Background: Hepatocellular carcinoma (HCC) is one of the malignancies with high mortality rate, and identify relevant biomarkers of HCC is helpful for early diagnosis and patient care. Though some high-dimensional omic data contains intrinsic biomedical information about HCC, how to integrate analysis them effectively and find promising biomarkers of HCC is still an important and difficult issue.
Methods: We present a novel biomarker identification approach, named GEDNN, based on multi-omic data and graph-embedded deep neural network. To achieve a more comprehensive understanding of HCC, we first collected and normalized the three following types of HCC-related data: DNA methylation, copy number variation (CNV), and gene expression. The ANOVA was adopted to filter out redundant genes. Then, we measured the connectivity between gene pairs by Pearson correlation coefficient of gene pairs, and further construct gene graph. Next, graph-embedded feedforward neural network (DFN) and back-propagation of convolutional neural network (CNN) were combined to integratively analyze the three types of omics data and achieve the importance score of gene biomarkers.

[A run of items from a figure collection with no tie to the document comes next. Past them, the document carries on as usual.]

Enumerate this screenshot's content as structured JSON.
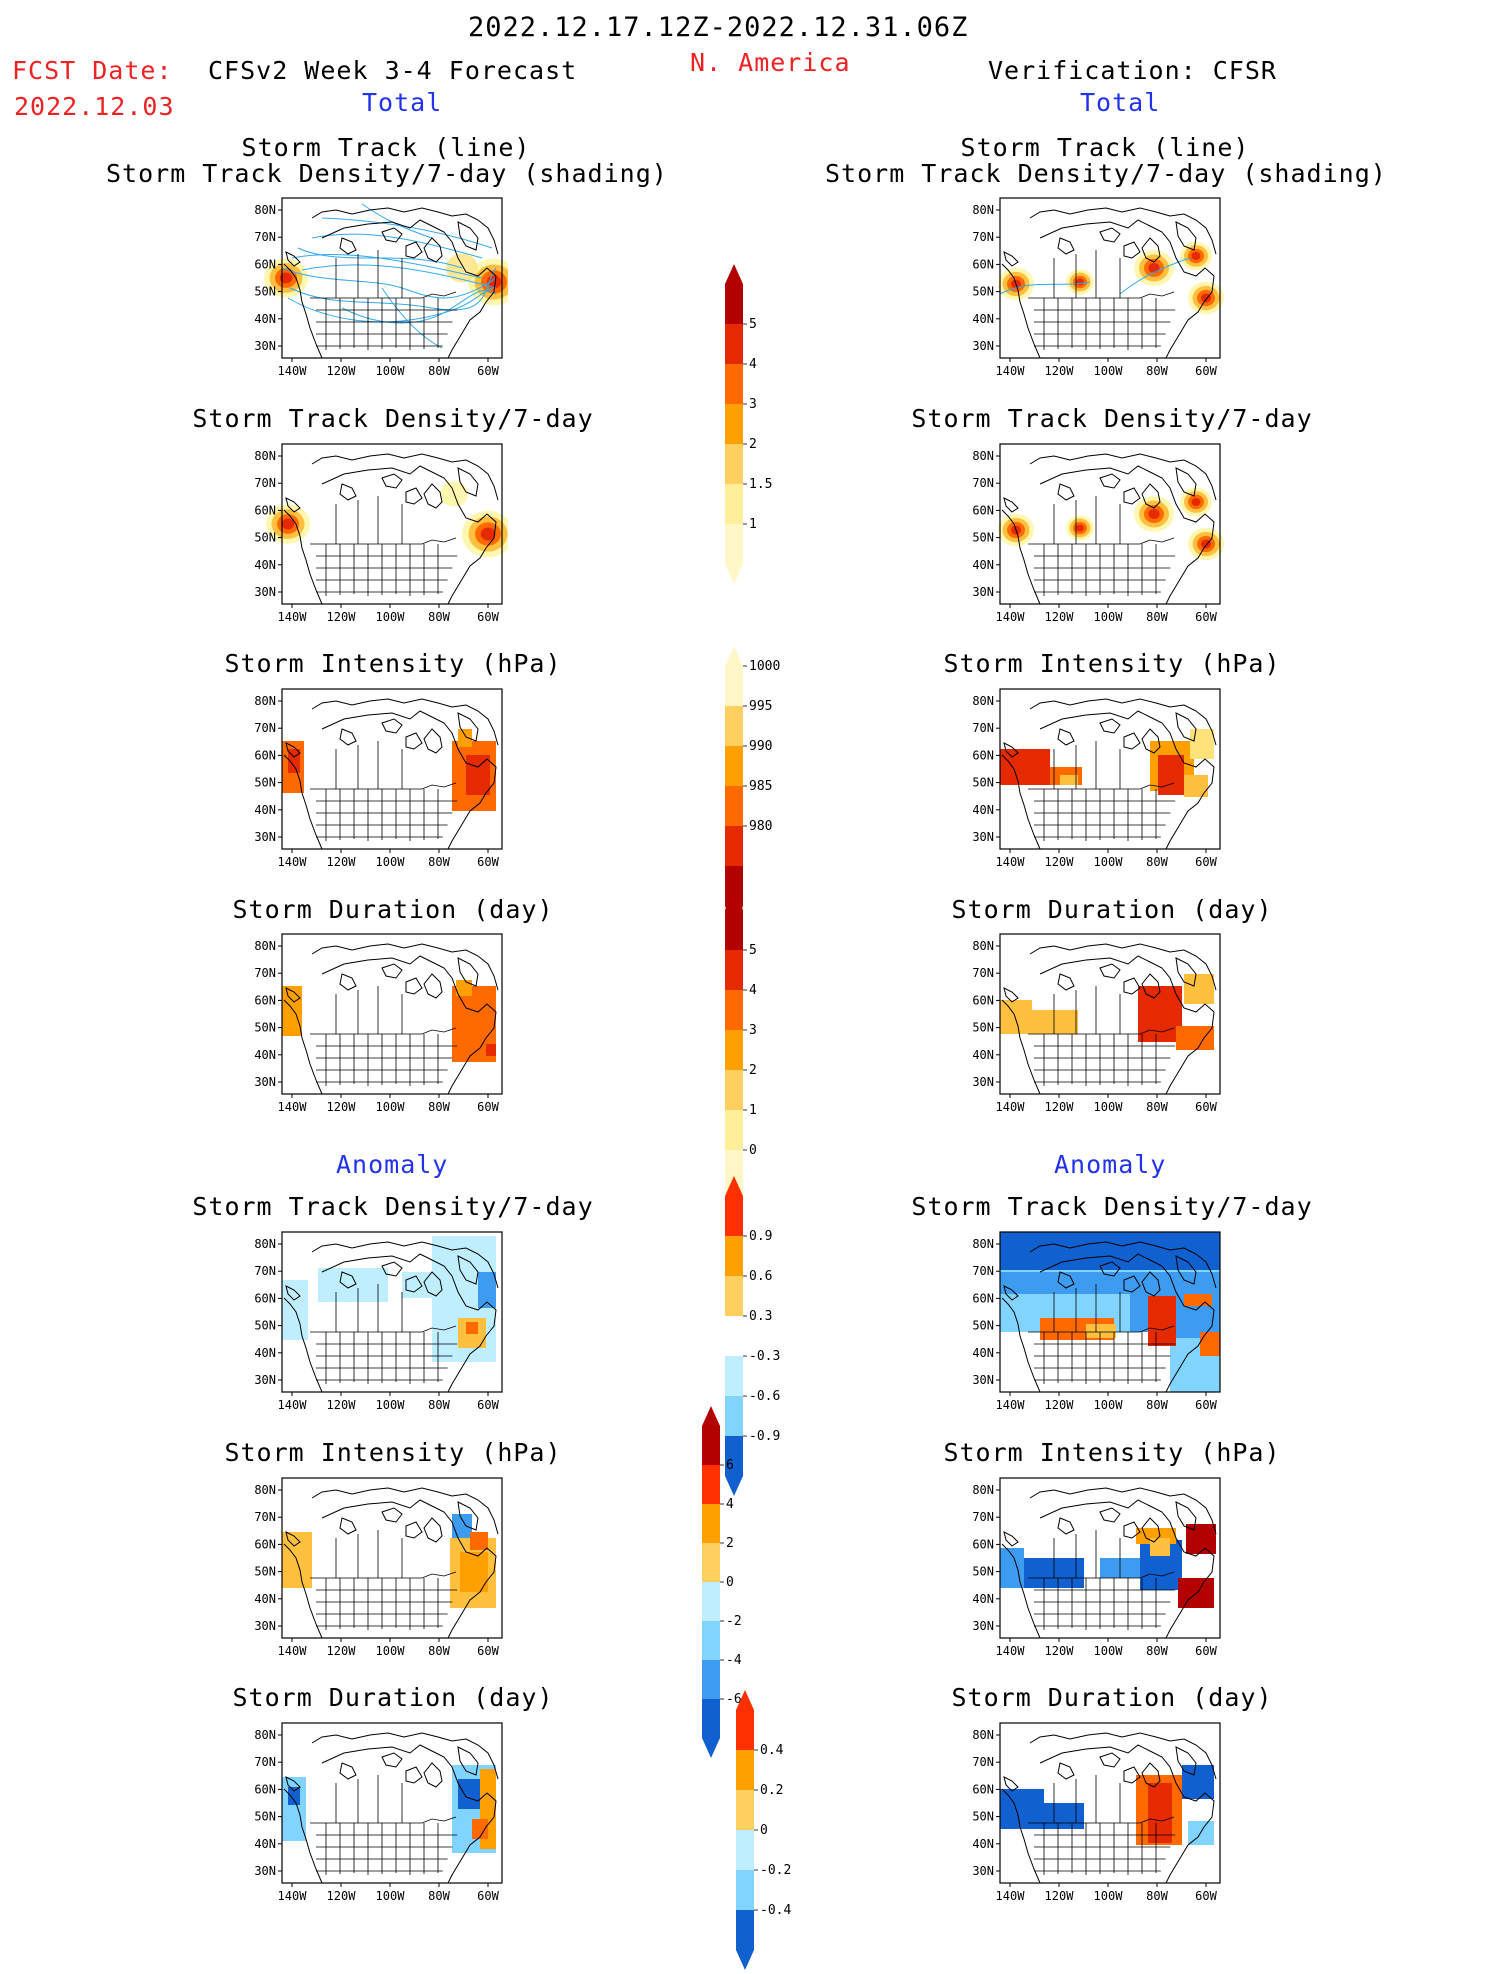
{
  "header": {
    "period": "2022.12.17.12Z-2022.12.31.06Z",
    "region": "N. America",
    "fcst_label": "FCST Date:",
    "fcst_date": "2022.12.03",
    "left_title": "CFSv2 Week 3-4 Forecast",
    "right_title": "Verification: CFSR",
    "total_label": "Total",
    "anomaly_label": "Anomaly"
  },
  "panels": {
    "storm_track_line": "Storm Track (line)",
    "storm_track_shading": "Storm Track Density/7-day (shading)",
    "density": "Storm Track Density/7-day",
    "intensity": "Storm Intensity (hPa)",
    "duration": "Storm Duration (day)"
  },
  "axes": {
    "lat_labels": [
      "80N",
      "70N",
      "60N",
      "50N",
      "40N",
      "30N"
    ],
    "lon_labels": [
      "140W",
      "120W",
      "100W",
      "80W",
      "60W"
    ]
  },
  "colorbars": {
    "density_total": [
      "5",
      "4",
      "3",
      "2",
      "1.5",
      "1"
    ],
    "intensity_total": [
      "1000",
      "995",
      "990",
      "985",
      "980"
    ],
    "duration_total": [
      "5",
      "4",
      "3",
      "2",
      "1",
      "0"
    ],
    "density_anom": [
      "0.9",
      "0.6",
      "0.3",
      "-0.3",
      "-0.6",
      "-0.9"
    ],
    "intensity_anom": [
      "6",
      "4",
      "2",
      "0",
      "-2",
      "-4",
      "-6"
    ],
    "duration_anom": [
      "0.4",
      "0.2",
      "0",
      "-0.2",
      "-0.4"
    ]
  },
  "colors": {
    "header_red": "#ee2222",
    "header_blue": "#2233ee",
    "track_line": "#33aaee",
    "warm": [
      "#fff7b0",
      "#ffe27a",
      "#ffc040",
      "#ffa000",
      "#ff6a00",
      "#e52a00",
      "#b30000"
    ],
    "cool": [
      "#bfefff",
      "#80d4ff",
      "#3d9cf0",
      "#1060d0"
    ]
  }
}
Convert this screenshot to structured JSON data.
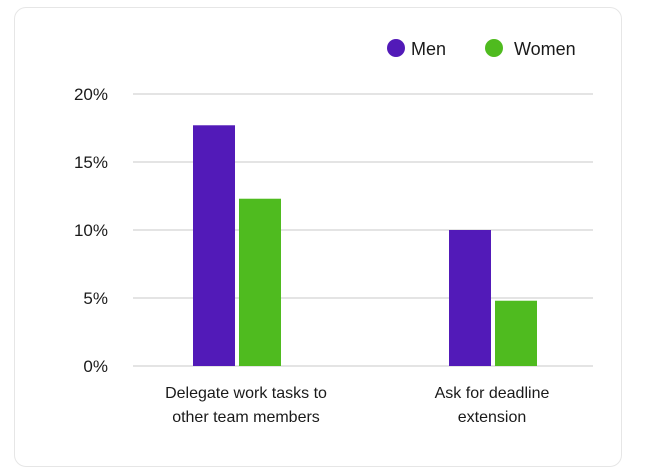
{
  "chart_data": {
    "type": "bar",
    "categories": [
      [
        "Delegate work tasks to",
        "other team members"
      ],
      [
        "Ask for deadline",
        "extension"
      ]
    ],
    "series": [
      {
        "name": "Men",
        "color": "#521ab8",
        "values": [
          17.7,
          10.0
        ]
      },
      {
        "name": "Women",
        "color": "#4fbb1f",
        "values": [
          12.3,
          4.8
        ]
      }
    ],
    "y_ticks": [
      "0%",
      "5%",
      "10%",
      "15%",
      "20%"
    ],
    "ylim": [
      0,
      20
    ],
    "grid": true,
    "legend_position": "top-right",
    "title": "",
    "xlabel": "",
    "ylabel": ""
  }
}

Results: Extensive experimental results showed that the biomarkers screened by the proposed method were effective in classifying and predicting HCC. Furthermore, the gene analysis further showed that the biomarkers screened by our method were strongly associated with the development of HCC.
Conclusion: In this paper, we propose the GEDNN method to assess the importance of genes for more accurate identification of cancer biomarkers, which facilitates the effective classification of cancers. The proposed method is applied to multi-omics data of HCC, including RNASeq, DNAMeth and CNV, considering the complementary information between different types of data. We construct a gene graph by Pearson correlation coefficients as additional information for DFN, thus reducing the importance score of redundant genes. In addition, the proposed method also incorporates back-propagation of CNN to further obtain the importance of features.